Die Energie und Ausstrahlung der Kolumbianerin aus Basel.
Don Giovanni
Zeltplatzsuche nach der Oper in Basel, sowie das vorangehende Erlebnis mit dem großen Rucksack durchs Foyer zu stapfen.
Filterkaffee mit den Fliegenfischern und der frostige französische Morgen.
Von Pont du Navoy nach Maisod. Nach wenigen Minuten im Auto bietet der Fahrer an, uns bis ans Ziel zu fahren. Dank guter Ortskarte und rudimentären Französischkenntnissen, sowie Händen und Füßen landen wir tatsächlich um 11.50 Uhr vor dem Château du Maisod.
Rencontrer. Die Wiederzusammenführung der Reisefamilie.
Morgendliches Melken mit Bruno. Für mich ein Moment der Ruhe. Hier weiß ich jeden Handgriff und kann meinen Gedanken freien Lauf lassen. Es ist in Ordnung nur wenige Worte zu wechseln und still nebeneinander zu arbeiten.
Ein halbes Croissant mit dreckigen Melkhänden.
Brunos unglaubliche Gastfreundschaft, sowie seine Ruhe und Gelassenheit.
Baden im Lac artificiel.
Vorleserunde bei Regen unterm Tarp.
Die Selbstverständlichkeit des Teilens. Weniges wird viel geteilt.
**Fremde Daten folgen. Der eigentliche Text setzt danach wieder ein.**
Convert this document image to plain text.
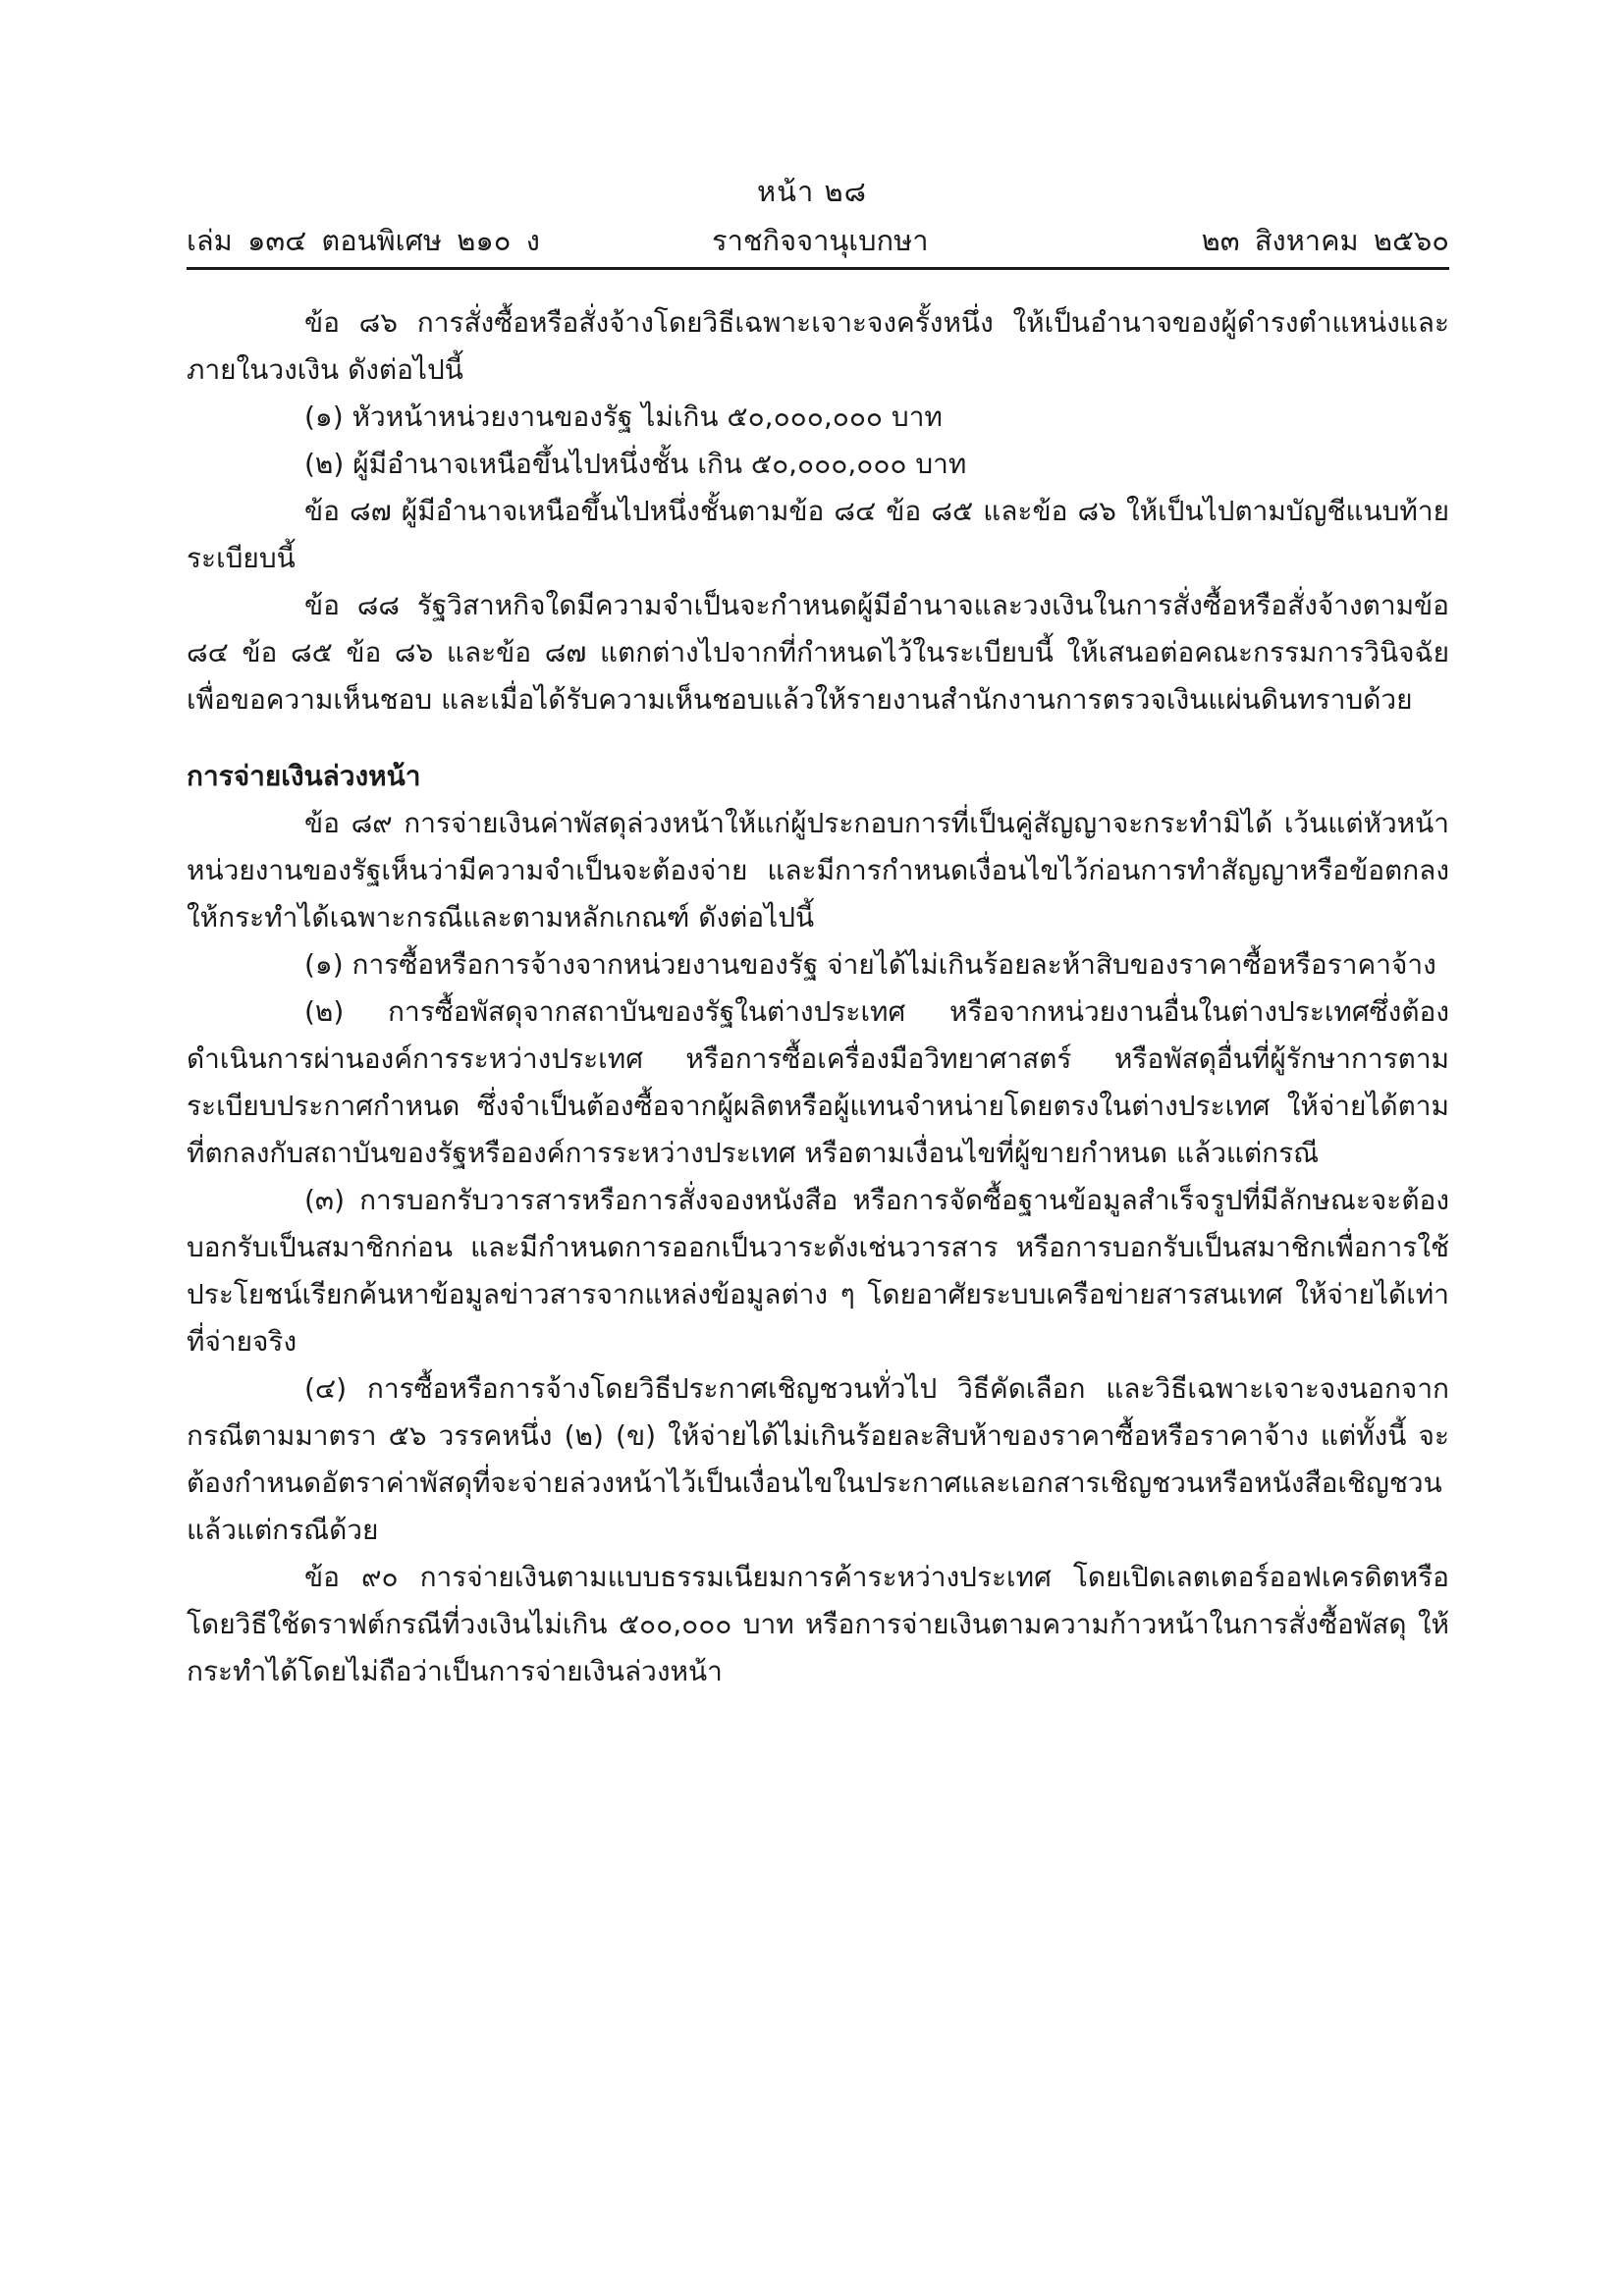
หน้า ๒๘
เล่ม ๑๓๔ ตอนพิเศษ ๒๑๐ ง	ราชกิจจานุเบกษา	๒๓ สิงหาคม ๒๕๖๐

ข้อ ๘๖ การสั่งซื้อหรือสั่งจ้างโดยวิธีเฉพาะเจาะจงครั้งหนึ่ง ให้เป็นอำนาจของผู้ดำรงตำแหน่งและภายในวงเงิน ดังต่อไปนี้

(๑) หัวหน้าหน่วยงานของรัฐ ไม่เกิน ๕๐,๐๐๐,๐๐๐ บาท

(๒) ผู้มีอำนาจเหนือขึ้นไปหนึ่งชั้น เกิน ๕๐,๐๐๐,๐๐๐ บาท

ข้อ ๘๗ ผู้มีอำนาจเหนือขึ้นไปหนึ่งชั้นตามข้อ ๘๔ ข้อ ๘๕ และข้อ ๘๖ ให้เป็นไปตามบัญชีแนบท้ายระเบียบนี้

ข้อ ๘๘ รัฐวิสาหกิจใดมีความจำเป็นจะกำหนดผู้มีอำนาจและวงเงินในการสั่งซื้อหรือสั่งจ้างตามข้อ ๘๔ ข้อ ๘๕ ข้อ ๘๖ และข้อ ๘๗ แตกต่างไปจากที่กำหนดไว้ในระเบียบนี้ ให้เสนอต่อคณะกรรมการวินิจฉัยเพื่อขอความเห็นชอบ และเมื่อได้รับความเห็นชอบแล้วให้รายงานสำนักงานการตรวจเงินแผ่นดินทราบด้วย

การจ่ายเงินล่วงหน้า

ข้อ ๘๙ การจ่ายเงินค่าพัสดุล่วงหน้าให้แก่ผู้ประกอบการที่เป็นคู่สัญญาจะกระทำมิได้ เว้นแต่หัวหน้าหน่วยงานของรัฐเห็นว่ามีความจำเป็นจะต้องจ่าย และมีการกำหนดเงื่อนไขไว้ก่อนการทำสัญญาหรือข้อตกลง ให้กระทำได้เฉพาะกรณีและตามหลักเกณฑ์ ดังต่อไปนี้

(๑) การซื้อหรือการจ้างจากหน่วยงานของรัฐ จ่ายได้ไม่เกินร้อยละห้าสิบของราคาซื้อหรือราคาจ้าง

(๒) การซื้อพัสดุจากสถาบันของรัฐในต่างประเทศ หรือจากหน่วยงานอื่นในต่างประเทศซึ่งต้องดำเนินการผ่านองค์การระหว่างประเทศ หรือการซื้อเครื่องมือวิทยาศาสตร์ หรือพัสดุอื่นที่ผู้รักษาการตามระเบียบประกาศกำหนด ซึ่งจำเป็นต้องซื้อจากผู้ผลิตหรือผู้แทนจำหน่ายโดยตรงในต่างประเทศ ให้จ่ายได้ตามที่ตกลงกับสถาบันของรัฐหรือองค์การระหว่างประเทศ หรือตามเงื่อนไขที่ผู้ขายกำหนด แล้วแต่กรณี

(๓) การบอกรับวารสารหรือการสั่งจองหนังสือ หรือการจัดซื้อฐานข้อมูลสำเร็จรูปที่มีลักษณะจะต้องบอกรับเป็นสมาชิกก่อน และมีกำหนดการออกเป็นวาระดังเช่นวารสาร หรือการบอกรับเป็นสมาชิกเพื่อการใช้ประโยชน์เรียกค้นหาข้อมูลข่าวสารจากแหล่งข้อมูลต่าง ๆ โดยอาศัยระบบเครือข่ายสารสนเทศ ให้จ่ายได้เท่าที่จ่ายจริง

(๔) การซื้อหรือการจ้างโดยวิธีประกาศเชิญชวนทั่วไป วิธีคัดเลือก และวิธีเฉพาะเจาะจงนอกจากกรณีตามมาตรา ๕๖ วรรคหนึ่ง (๒) (ข) ให้จ่ายได้ไม่เกินร้อยละสิบห้าของราคาซื้อหรือราคาจ้าง แต่ทั้งนี้ จะต้องกำหนดอัตราค่าพัสดุที่จะจ่ายล่วงหน้าไว้เป็นเงื่อนไขในประกาศและเอกสารเชิญชวนหรือหนังสือเชิญชวน แล้วแต่กรณีด้วย

ข้อ ๙๐ การจ่ายเงินตามแบบธรรมเนียมการค้าระหว่างประเทศ โดยเปิดเลตเตอร์ออฟเครดิตหรือโดยวิธีใช้ดราฟต์กรณีที่วงเงินไม่เกิน ๕๐๐,๐๐๐ บาท หรือการจ่ายเงินตามความก้าวหน้าในการสั่งซื้อพัสดุ ให้กระทำได้โดยไม่ถือว่าเป็นการจ่ายเงินล่วงหน้า
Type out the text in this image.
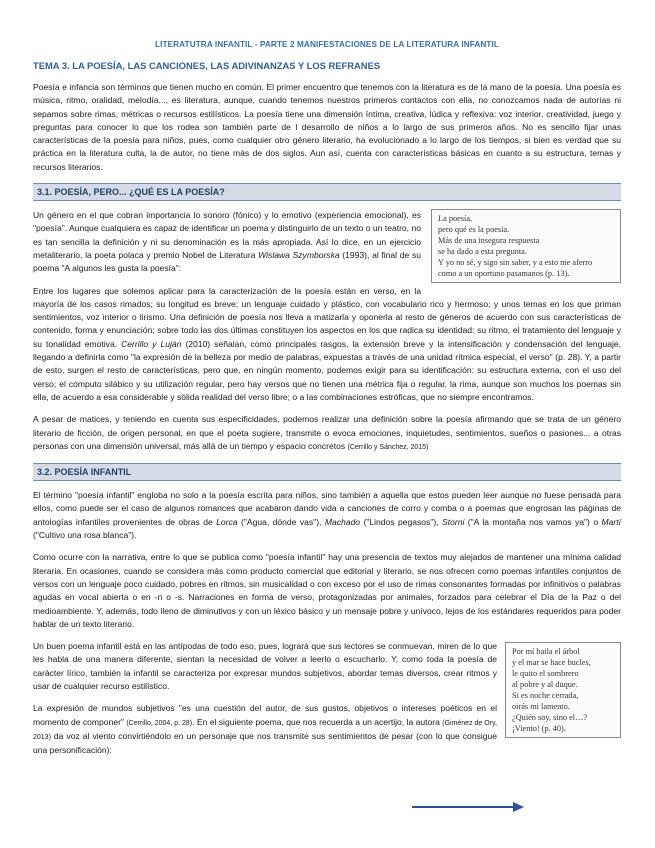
LITERATUTRA INFANTIL - PARTE 2 MANIFESTACIONES DE LA LITERATURA INFANTIL
TEMA 3. LA POESÍA, LAS CANCIONES, LAS ADIVINANZAS Y LOS REFRANES

Poesía e infancia son términos que tienen mucho en común. El primer encuentro que tenemos con la literatura es de la mano de la poesía. Una poesía es música, ritmo, oralidad, melodía..., es literatura, aunque, cuando tenemos nuestros primeros contactos con ella, no conozcamos nada de autorías ni sepamos sobre rimas, métricas o recursos estilísticos. La poesía tiene una dimensión íntima, creativa, lúdica y reflexiva: voz interior, creatividad, juego y preguntas para conocer lo que los rodea son también parte de l desarrollo de niños a lo largo de sus primeros años. No es sencillo fijar unas características de la poesía para niños, pues, como cualquier otro género literario, ha evolucionado a lo largo de los tiempos, si bien es verdad que su práctica en la literatura culta, la de autor, no tiene más de dos siglos. Aun así, cuenta con características básicas en cuanto a su estructura, temas y recursos literarios.

3.1. POESÍA, PERO... ¿QUÉ ES LA POESÍA?
La poesía,
pero qué es la poesía.
Más de una insegura respuesta
se ha dado a esta pregunta.
Y yo no sé, y sigo sin saber, y a esto me aferro
como a un oportuno pasamanos (p. 13).

Un género en el que cobran importancia lo sonoro (fónico) y lo emotivo (experiencia emocional), es "poesía". Aunque cualquiera es capaz de identificar un poema y distinguirlo de un texto o un teatro, no es tan sencilla la definición y ni su denominación es la más apropiada. Así lo dice, en un ejercicio metaliterario, la poeta polaca y premio Nobel de Literatura Wislawa Szymborska (1993), al final de su poema "A algunos les gusta la poesía":

Entre los lugares que solemos aplicar para la caracterización de la poesía están en verso, en la mayoría de los casos rimados; su longitud es breve; un lenguaje cuidado y plástico, con vocabulario rico y hermoso; y unos temas en los que priman sentimientos, voz interior o lirismo. Una definición de poesía nos lleva a matizarla y oponerla al resto de géneros de acuerdo con sus características de contenido, forma y enunciación; sobre todo las dos últimas constituyen los aspectos en los que radica su identidad: su ritmo, el tratamiento del lenguaje y su tonalidad emotiva. Cerrillo y Luján (2010) señalan, como principales rasgos, la extensión breve y la intensificación y condensación del lenguaje, llegando a definirla como "la expresión de la belleza por medio de palabras, expuestas a través de una unidad rítmica especial, el verso" (p. 28). Y, a partir de esto, surgen el resto de características, pero que, en ningún momento, podemos exigir para su identificación: su estructura externa, con el uso del verso; el cómputo silábico y su utilización regular, pero hay versos que no tienen una métrica fija o regular, la rima, aunque son muchos los poemas sin ella, de acuerdo a esa considerable y sólida realidad del verso libre; o a las combinaciones estróficas, que no siempre encontramos.

A pesar de matices, y teniendo en cuenta sus especificidades, podemos realizar una definición sobre la poesía afirmando que se trata de un género literario de ficción, de origen personal, en que el poeta sugiere, transmite o evoca emociones, inquietudes, sentimientos, sueños o pasiones... a otras personas con una dimensión universal, más allá de un tiempo y espacio concretos (Cerrillo y Sánchez, 2015)

3.2. POESÍA INFANTIL

El término "poesía infantil" engloba no solo a la poesía escrita para niños, sino también a aquella que estos pueden leer aunque no fuese pensada para ellos, como puede ser el caso de algunos romances que acabaron dando vida a canciones de corro y comba o a poemas que engrosan las páginas de antologías infantiles provenientes de obras de Lorca ("Agua, dónde vas"), Machado ("Lindos pegasos"), Storni ("A la montaña nos vamos ya") o Martí ("Cultivo una rosa blanca").

Como ocurre con la narrativa, entre lo que se publica como "poesía infantil" hay una presencia de textos muy alejados de mantener una mínima calidad literaria. En ocasiones, cuando se considera más como producto comercial que editorial y literario, se nos ofrecen como poemas infantiles conjuntos de versos con un lenguaje poco cuidado, pobres en ritmos, sin musicalidad o con exceso por el uso de rimas consonantes formadas por infinitivos o palabras agudas en vocal abierta o en -n o -s. Narraciones en forma de verso, protagonizadas por animales, forzados para celebrar el Día de la Paz o del medioambiente. Y, además, todo lleno de diminutivos y con un léxico básico y un mensaje pobre y unívoco, lejos de los estándares requeridos para poder hablar de un texto literario.

Por mí baila el árbol
y el mar se hace bucles,
le quito el sombrero
al pobre y al duque.
Si es noche cerrada,
oirás mi lamento.
¿Quién soy, sino el…?
¡Viento! (p. 40).

Un buen poema infantil está en las antípodas de todo eso, pues, logrará que sus lectores se conmuevan, miren de lo que les habla de una manera diferente, sientan la necesidad de volver a leerlo o escucharlo. Y, como toda la poesía de carácter lírico, también la infantil se caracteriza por expresar mundos subjetivos, abordar temas diversos, crear ritmos y usar de cualquier recurso estilístico.

La expresión de mundos subjetivos "es una cuestión del autor, de sus gustos, objetivos o intereses poéticos en el momento de componer" (Cerrillo, 2004, p. 28). En el siguiente poema, que nos recuerda a un acertijo, la autora (Giménez de Ory, 2013) da voz al viento convirtiéndolo en un personaje que nos transmite sus sentimientos de pesar (con lo que consigue una personificación):
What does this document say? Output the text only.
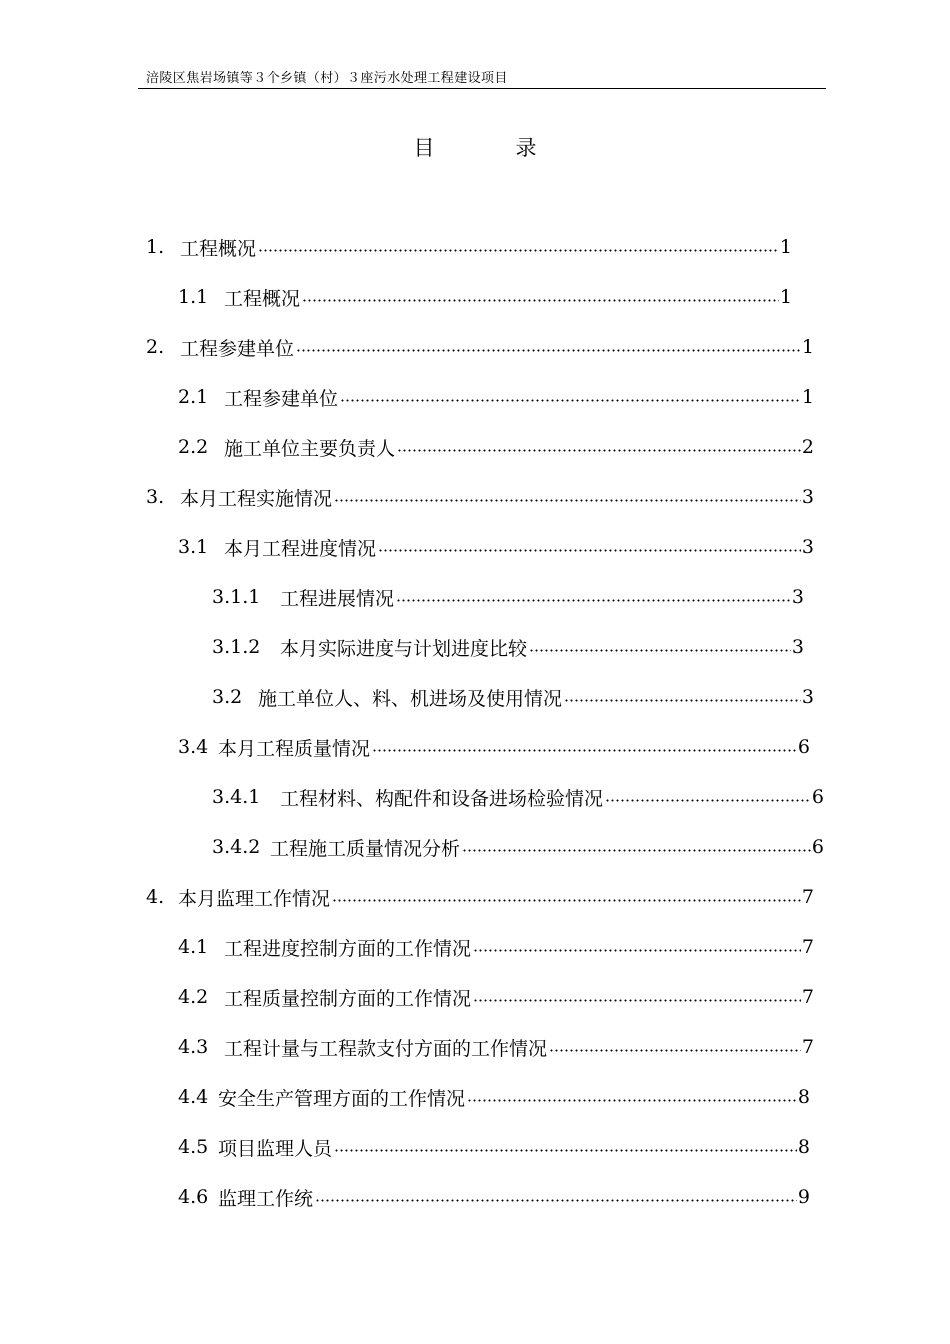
涪陵区焦岩场镇等３个乡镇（村）３座污水处理工程建设项目
目　录
1. 工程概况	1
1.1 工程概况	1
2. 工程参建单位	1
2.1 工程参建单位	1
2.2 施工单位主要负责人	2
3. 本月工程实施情况	3
3.1 本月工程进度情况	3
3.1.1	工程进展情况	3
3.1.2	本月实际进度与计划进度比较	3
3.2 施工单位人、料、机进场及使用情况	3
3.4 本月工程质量情况	6
3.4.1	工程材料、构配件和设备进场检验情况	6
3.4.2 工程施工质量情况分析	6
4. 本月监理工作情况	7
4.1 工程进度控制方面的工作情况	7
4.2 工程质量控制方面的工作情况	7
4.3 工程计量与工程款支付方面的工作情况	7
4.4 安全生产管理方面的工作情况	8
4.5 项目监理人员	8
4.6 监理工作统	9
anthroposophische Weledagespräche en francais zwischen Mulhouse und Freiburg.
Stadtrundfahrt in Freiburg und die Kraft der gemeinsamen Sprache.
Voller Adrenalin in der sehr christlichen WG in Freiburg ankommen. Wir werden wärmstens aufgenommen.
KAIROSGIFT – BERICHT AUS DER PRAKTISCH-KÜNSTLERISCHEN GABE FORSCHUNG
von Una Moehrke
1. EHRE
Am frühen Vormittag in Bern auf Nahrungssuche. Am dritten Tag der Reise frage ich in einem noblen italienischen Restaurant ohne Gäste – es werden gerade die Terrassenplatten neu befestigt, die Sonne scheint – ob wir womöglich Küchenreste vom Vortag bekommen könnten. Der Kellner reagiert freundlich und sagt, er wolle den Chef fragen. Der Chef kommt auf zwei Krücken, ich wiederhole meine Anfrage und er antwortet: Reste werfe ich weg; wenn ihr eine viertel Stunde Zeit habt, mache ich euch drei Pizzen. Luise zeichnet das Restaurant, wir überreichen die Zeichnung und meine Collage als Gaben. Mit drei Pizzakartons stehen wir eine halbe Stunde später an der Tankstelle und trampen weiter.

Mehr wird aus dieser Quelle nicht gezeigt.